Using cmdstan 2.24.1. The model runs fine (no errors) and the parameter distributions come back as expected. However, for everything declared in the generated quantities block, I get nans, which I’m interpreting to mean overflow.
data {
int<lower=1> n; //number of elements in glc data
int<lower=1> nhol; //number of elements in hol data
int<lower=1> nwet; //number of elements in wet data
int<lower=1> k; //start index
vector[n] x_glc; // x for glc data
vector[n] xerr_glc; // err
vector[nhol] x_hol; // x for hol data
vector[nhol] xerr_hol; // err
vector[nwet] x_wet; // x for wet data
vector[nwet] xerr_wet; // err
vector[n] y_glc; // y for glc data
vector[n] yerr_glc; // err
vector[nhol] y_hol; // y for hol data
vector[nhol] yerr_hol; // err
vector[nwet] y_wet; // y for wet data
vector[nwet] yerr_wet; // err
}
parameters {
real<lower=1e-5> alpha; // slope
real<lower=1e-5> beta; // intcpt
vector<lower=1e-15>[n] xtrue; //true ion
}
model {
xtrue ~ normal(x_glc, xerr_glc);
y_glc[k:n] ~ normal(beta + alpha*xtrue[k:n], yerr_glc[k:n]); // possible to use subset of full data
}
generated quantities {
vector[n] xtrue_glc;
vector[nhol] xtrue_hol;
vector[nwet] xtrue_wet;
vector[n] ytrue_glc;
vector[nhol] ytrue_hol;
vector[nwet] ytrue_wet;
vector[n] pcorr_glc;
vector[nhol] pcorr_hol;
vector[nwet] pcorr_wet;
vector[n] ypred_glc;
vector[nhol] ypred_hol;
vector[nwet] ypred_wet;
for(i in 1:n) {
xtrue_glc[i] = normal_rng(x_glc[i], xerr_glc[i]);
ytrue_glc[i] = normal_rng(y_glc[i], yerr_glc[i]);
pcorr_glc[i] = a * xtrue_glc[i];
ypred_glc[i] = ytrue_glc[i] - pcorr_glc[i];
}
for(i in 1:nhol) {
xtrue_hol[i] = normal_rng(x_hol[i], xerr_hol[i]);
ytrue_hol[i] = normal_rng(y_hol[i], yerr_hol[i]);
pcorr_hol[i] = a * xtrue_hol[i];
ypred_hol[i] = ytrue_hol[i] - pcorr_hol[i];
}
for(i in 1:nwet) {
xtrue_wet[i] = normal_rng(x_wet[i], xerr_wet[i]);
ytrue_wet[i] = normal_rng(y_wet[i], yerr_wet[i]);
pcorr_wet[i] = a * xtrue_wet[i];
ypred_wet[i] = ytrue_wet[i] - pcorr_wet[i];
}
}
Update. There is a mistake in the code above. I have “a” in generated quantities instead of “alpha” as in the model block, but this error occurred while I was copying code here, so it was not the cause of failure. I tried a very similar, stripped down version of this code (see below) and it works fine, meaning I get back the generated quantities. As soon as I add the additional for loops with the quantities described in them, all generated quantities return NaNs despite no errors generated and the model block working fine. This is merely a nuisance in the end as I can take care of the stuff in the longer version of the generated quantities block (seen above) outside of Stan. However, I’m really curious to know what is going on.

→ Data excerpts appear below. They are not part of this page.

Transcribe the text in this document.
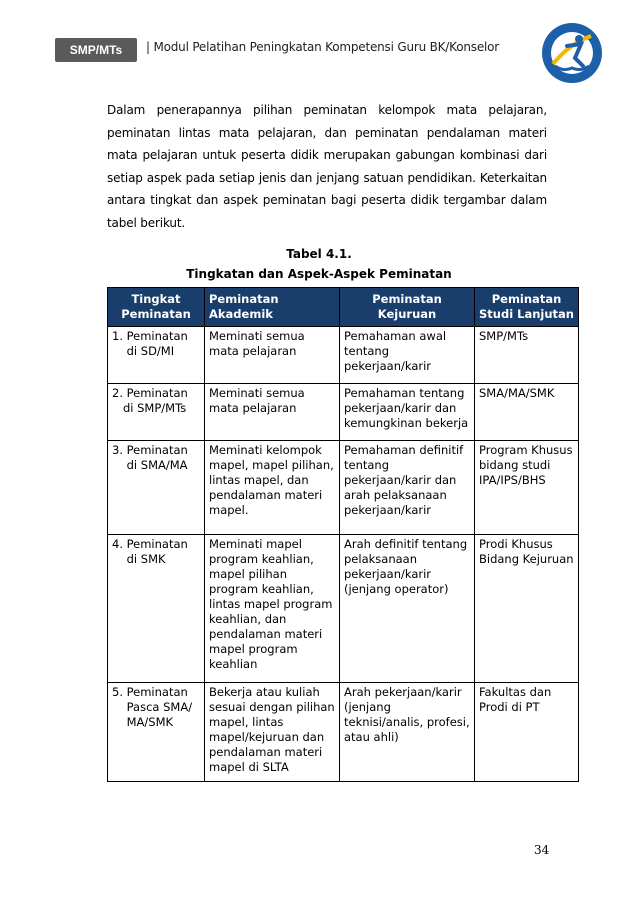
SMP/MTs	| Modul Pelatihan Peningkatan Kompetensi Guru BK/Konselor
Dalam penerapannya pilihan peminatan kelompok mata pelajaran, peminatan lintas mata pelajaran, dan peminatan pendalaman materi mata pelajaran untuk peserta didik merupakan gabungan kombinasi dari setiap aspek pada setiap jenis dan jenjang satuan pendidikan. Keterkaitan antara tingkat dan aspek peminatan bagi peserta didik tergambar dalam tabel berikut.
Tabel 4.1.
Tingkatan dan Aspek-Aspek Peminatan
Tingkat Peminatan	Peminatan Akademik	Peminatan Kejuruan	Peminatan Studi Lanjutan
1. Peminatan
di SD/MI	Meminati semua mata pelajaran	Pemahaman awal tentang pekerjaan/karir	SMP/MTs
2. Peminatan
di SMP/MTs	Meminati semua mata pelajaran	Pemahaman tentang pekerjaan/karir dan kemungkinan bekerja	SMA/MA/SMK
3. Peminatan
di SMA/MA	Meminati kelompok mapel, mapel pilihan, lintas mapel, dan pendalaman materi mapel.	Pemahaman definitif tentang pekerjaan/karir dan arah pelaksanaan pekerjaan/karir	Program Khusus bidang studi IPA/IPS/BHS
4. Peminatan
di SMK	Meminati mapel program keahlian, mapel pilihan program keahlian, lintas mapel program keahlian, dan pendalaman materi mapel program keahlian	Arah definitif tentang pelaksanaan pekerjaan/karir (jenjang operator)	Prodi Khusus Bidang Kejuruan
5. Peminatan
Pasca SMA/
MA/SMK	Bekerja atau kuliah sesuai dengan pilihan mapel, lintas mapel/kejuruan dan pendalaman materi mapel di SLTA	Arah pekerjaan/karir (jenjang teknisi/analis, profesi, atau ahli)	Fakultas dan Prodi di PT
34
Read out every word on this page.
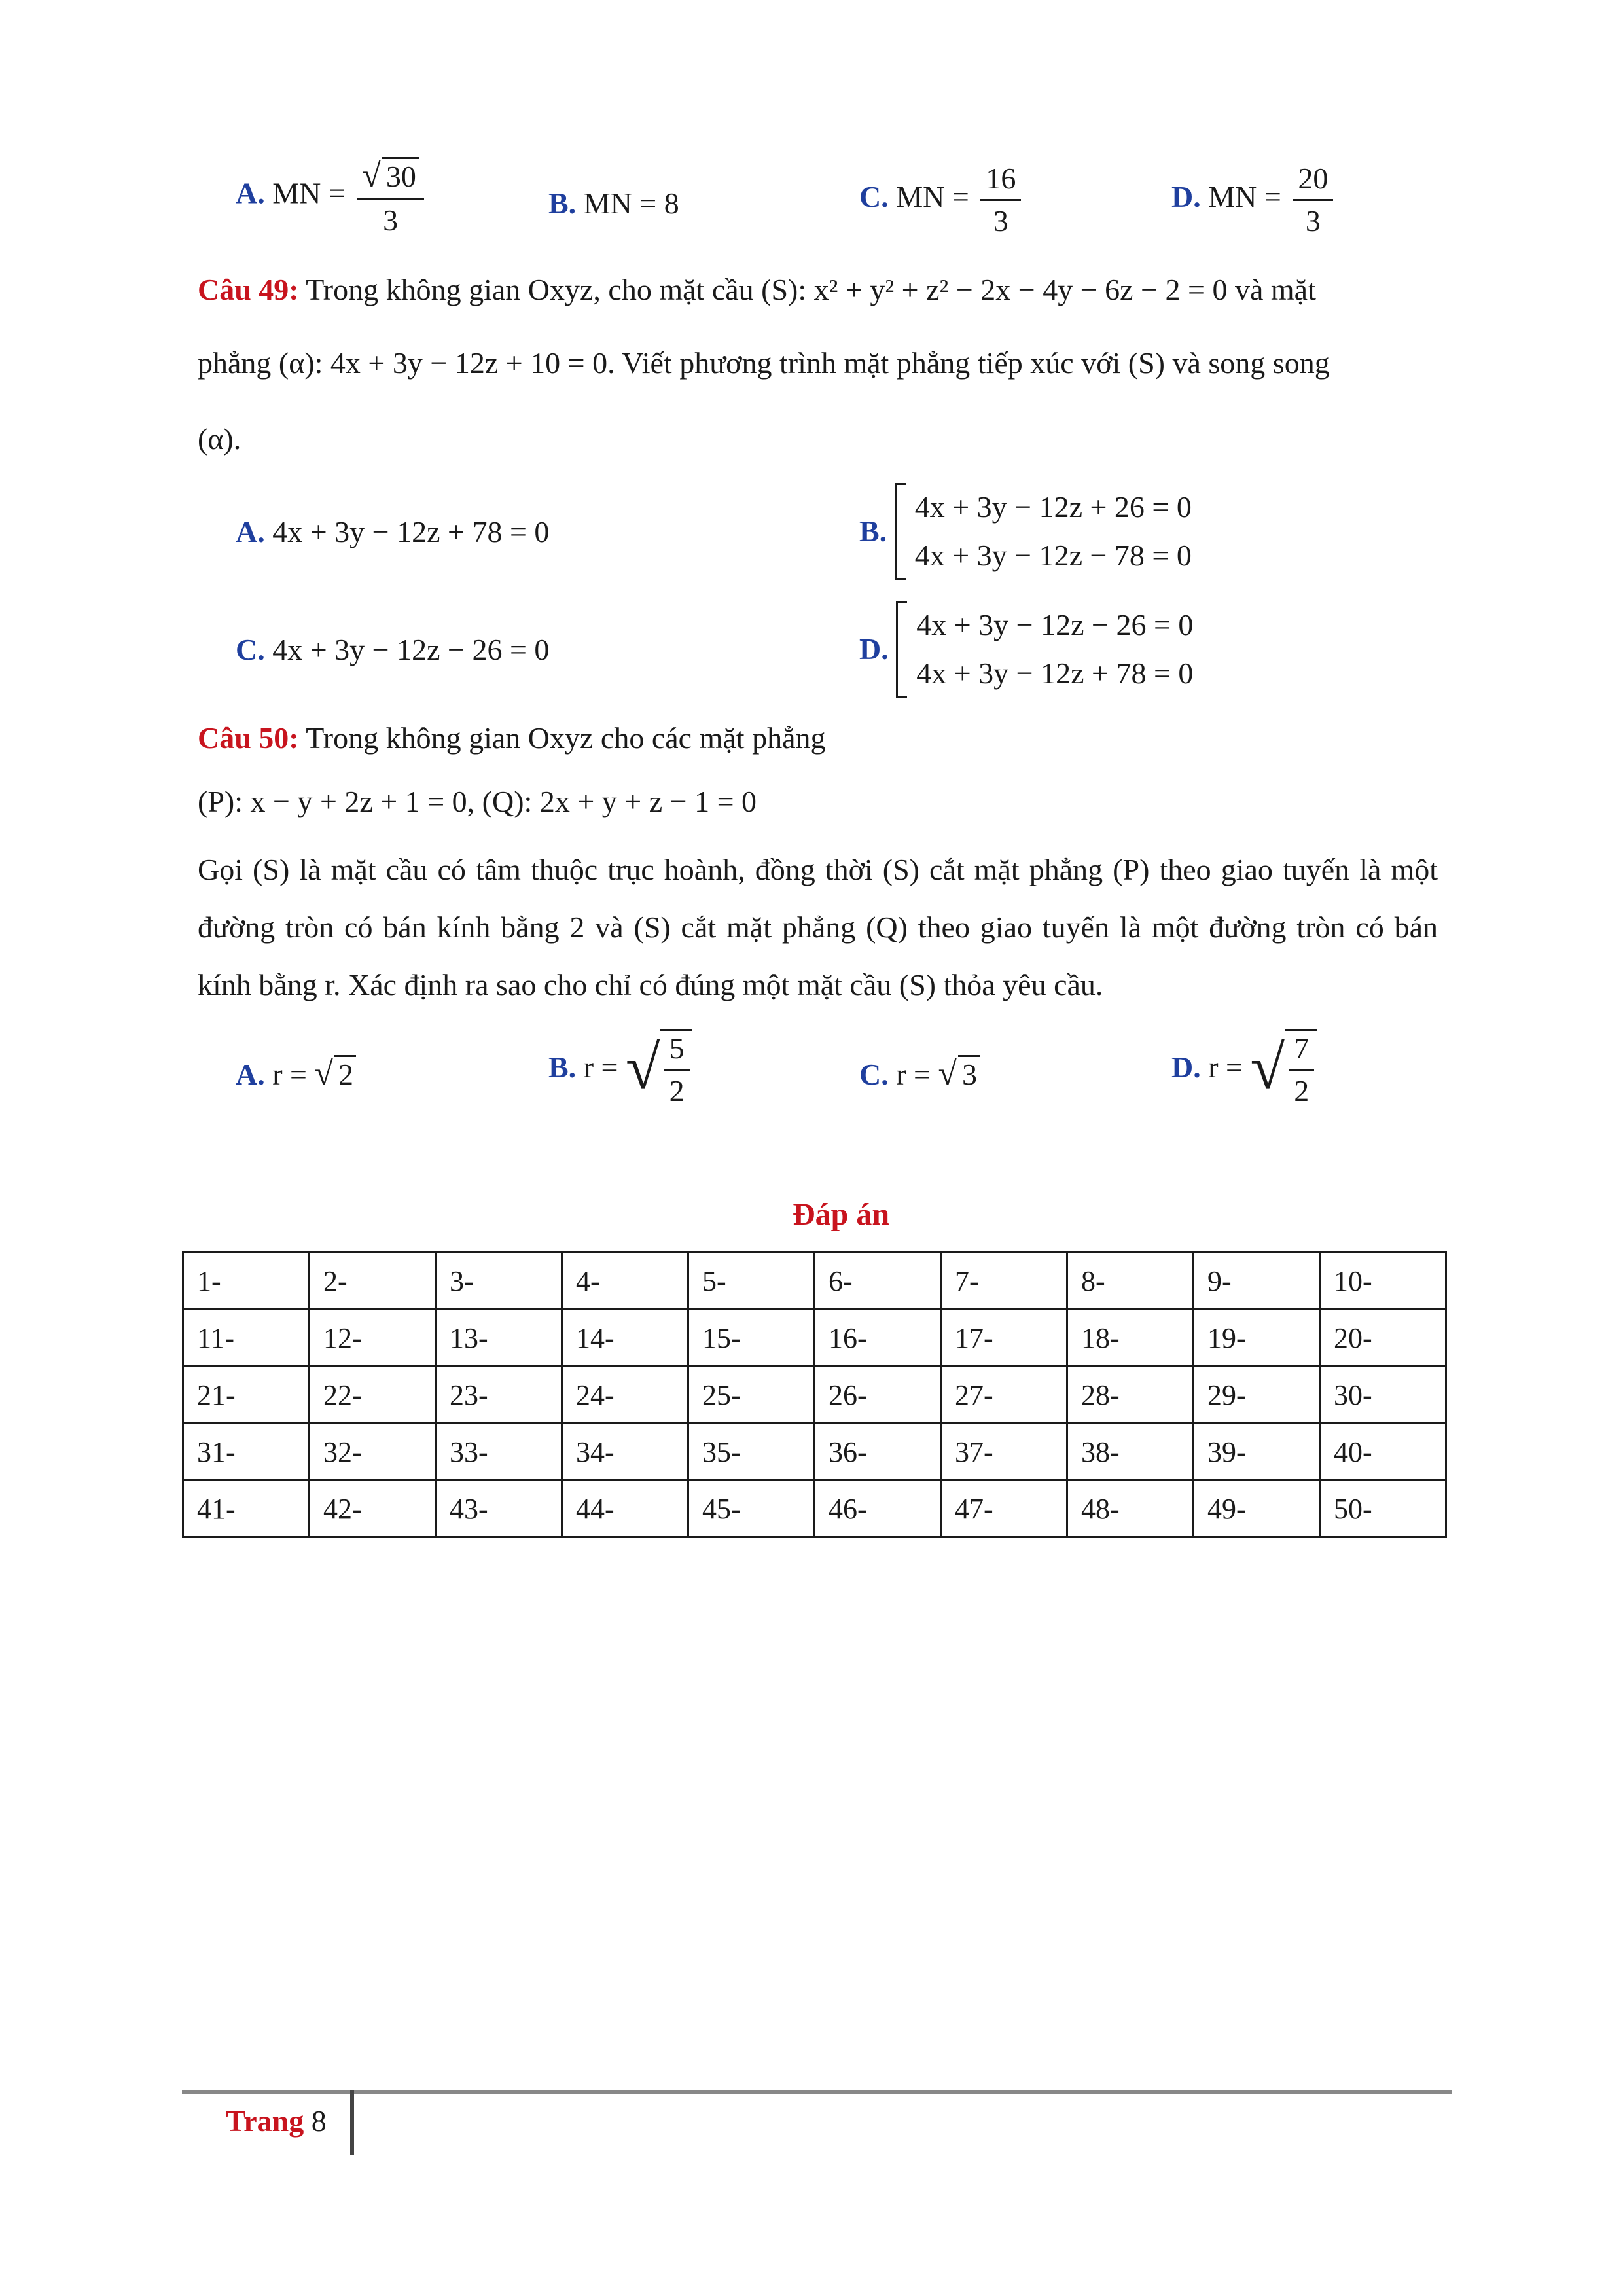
A. MN = $\frac{√ 30}{3}$	B. MN = 8	C. MN = $\frac{16}{3}$	D. MN = $\frac{20}{3}$
Câu 49: Trong không gian Oxyz, cho mặt cầu (S): x² + y² + z² − 2x − 4y − 6z − 2 = 0 và mặt
phẳng (α): 4x + 3y − 12z + 10 = 0. Viết phương trình mặt phẳng tiếp xúc với (S) và song song
(α).
A. 4x + 3y − 12z + 78 = 0	B.
4x + 3y − 12z + 26 = 0
4x + 3y − 12z − 78 = 0
C. 4x + 3y − 12z − 26 = 0	D.
4x + 3y − 12z − 26 = 0
4x + 3y − 12z + 78 = 0
Câu 50: Trong không gian Oxyz cho các mặt phẳng
(P): x − y + 2z + 1 = 0, (Q): 2x + y + z − 1 = 0
Gọi (S) là mặt cầu có tâm thuộc trục hoành, đồng thời (S) cắt mặt phẳng (P) theo giao tuyến là một đường tròn có bán kính bằng 2 và (S) cắt mặt phẳng (Q) theo giao tuyến là một đường tròn có bán kính bằng r. Xác định ra sao cho chỉ có đúng một mặt cầu (S) thỏa yêu cầu.
A. r = √ 2	B. r = √ $\frac{5}{2}$	C. r = √ 3	D. r = √ $\frac{7}{2}$
Đáp án
1-	2-	3-	4-	5-	6-	7-	8-	9-	10-
11-	12-	13-	14-	15-	16-	17-	18-	19-	20-
21-	22-	23-	24-	25-	26-	27-	28-	29-	30-
31-	32-	33-	34-	35-	36-	37-	38-	39-	40-
41-	42-	43-	44-	45-	46-	47-	48-	49-	50-
Trang 8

Thanks for the response. I have since figured out why the entire generated quantities block was returning NaNs. The issue was a couple of very small negative numbers that were passed in as part of x_hol. It did not occur to me that negative numbers (in a practical sense they were just zeros) would be a problem. Once I dealt with those two data points (by equating them to very small positive numbers), everything worked. What I do not understand is why this caused all generated quantities to bomb instead of just the predictions in the “for i in 1:nhol” loop.
if generated quantities encounters an error, processing stops for that block.
the variables declared in the block are output and those variables have been initialized to NaNs.
no error is raised, and the sampler continues to the next iteration.
this is because the computation done in generated quantities doesn’t change the parameter estimates for the draw; the sampler produced a valid draw of the parameter values from the posterior, therefore you have a valid sample. if some computation in the generated quantities block is invalid due to bad data, well, c’est la vie.
Got it. I wasn’t aware that the computation stopped for the entire block in case of bad data.
In any case, the data in question was not necessarily bad, meaning the 2 data points (out of a few hundred) were essentially zeros within uncertainties - slightly negative real numbers as I mentioned before. This is something that happens quite often with measurements actually. What is the most elegant way to deal with these situations? How to sample in the generated quantities block if some of the data that define your zero intercept (in a linear regression model) are negative?